A Central Police Forensic Science Laboratory study conducted over the past three years shows organophosphorus compounds and aluminium phosphide as the most common active ingredients in poisoning cases. Data from seven tertiary hospitals across Nepal found Celphos (aluminium phosphide used to kill rodents) as the most common pesticide in those admitted for poisoning.
The Centre for Pesticide Suicide Prevention in collaboration with the University of Edinburgh and Nepal Public Health Foundation is collecting three years worth of hospital and forensic data to analyse self-poisoning. Prof Michael Eddleston of the University of Edinburgh is the principal investigator and was recently in Nepal.
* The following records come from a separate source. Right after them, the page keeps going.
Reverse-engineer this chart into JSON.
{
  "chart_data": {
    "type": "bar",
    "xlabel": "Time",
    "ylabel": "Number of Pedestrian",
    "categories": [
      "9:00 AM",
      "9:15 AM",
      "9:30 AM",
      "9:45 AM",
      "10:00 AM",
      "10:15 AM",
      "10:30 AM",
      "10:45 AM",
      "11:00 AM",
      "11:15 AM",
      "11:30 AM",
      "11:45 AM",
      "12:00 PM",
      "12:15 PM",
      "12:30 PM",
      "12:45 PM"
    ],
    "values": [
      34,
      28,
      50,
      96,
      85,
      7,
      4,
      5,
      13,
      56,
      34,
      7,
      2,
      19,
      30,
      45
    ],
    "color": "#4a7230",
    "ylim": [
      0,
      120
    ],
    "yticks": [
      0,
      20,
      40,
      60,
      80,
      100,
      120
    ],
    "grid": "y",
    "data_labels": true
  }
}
“I don’t think it’s ever possible to use pesticide safely. You have to make pesticides non-toxic to humans, animals and the environment. We are trying to identify the problematic pesticides that are killing people here and provide that information to the concerned authorities so that they are banned and replaced with safer pesticides,” Eddleston told Nepali Times.
The Nepal Public Health Foundation is also organising a two-day national conference (9-10 January) focussed on healthy farming and reducing pesticide use.
Indeed Bangladesh, Korea and Sri Lanka have shown that removing highly hazardous pesticides from agricultural practice is key to preventing suicide deaths without affecting agricultural output. The good news is that some of the most toxic pesticides are being banned in Nepal.
In 2019, when the Centre for Pesticide Suicide Prevention pinpointed Dichlorvos and 3g tablets of aluminium phosphide as the most common causes of pesticide suicide in Nepal, the Plant Quarantine and Pesticide Management Centre placed a ban on both the pesticides, to be enforced after a grace period of two years for the chemicals already on the market.
Similarly, before Metacid (Methyl parathion) was prohibited in 2006, up to 68% of Nepalis killing themselves were using the chemical. After the ban, this figure came down to 8%.
“Prevention is better than cure and that is exactly what pesticide ban does. And this has a double benefit: it reduces suicide death while also bringing down the rampant use of pesticides in agriculture, leading to a decline in pesticide residue,” adds Sharma, who retired after banning the two pesticides.
Despite the ban, however, the smuggling of pesticides across the open border with India remains a challenge, and experts call for crossborder cooperation to fight it.
Says Rakesh Ghimire of Teaching Hospital: “Control of pesticides especially in agricultural areas is important, but as important is pesticide information centres and treatment when the poisoning happens.”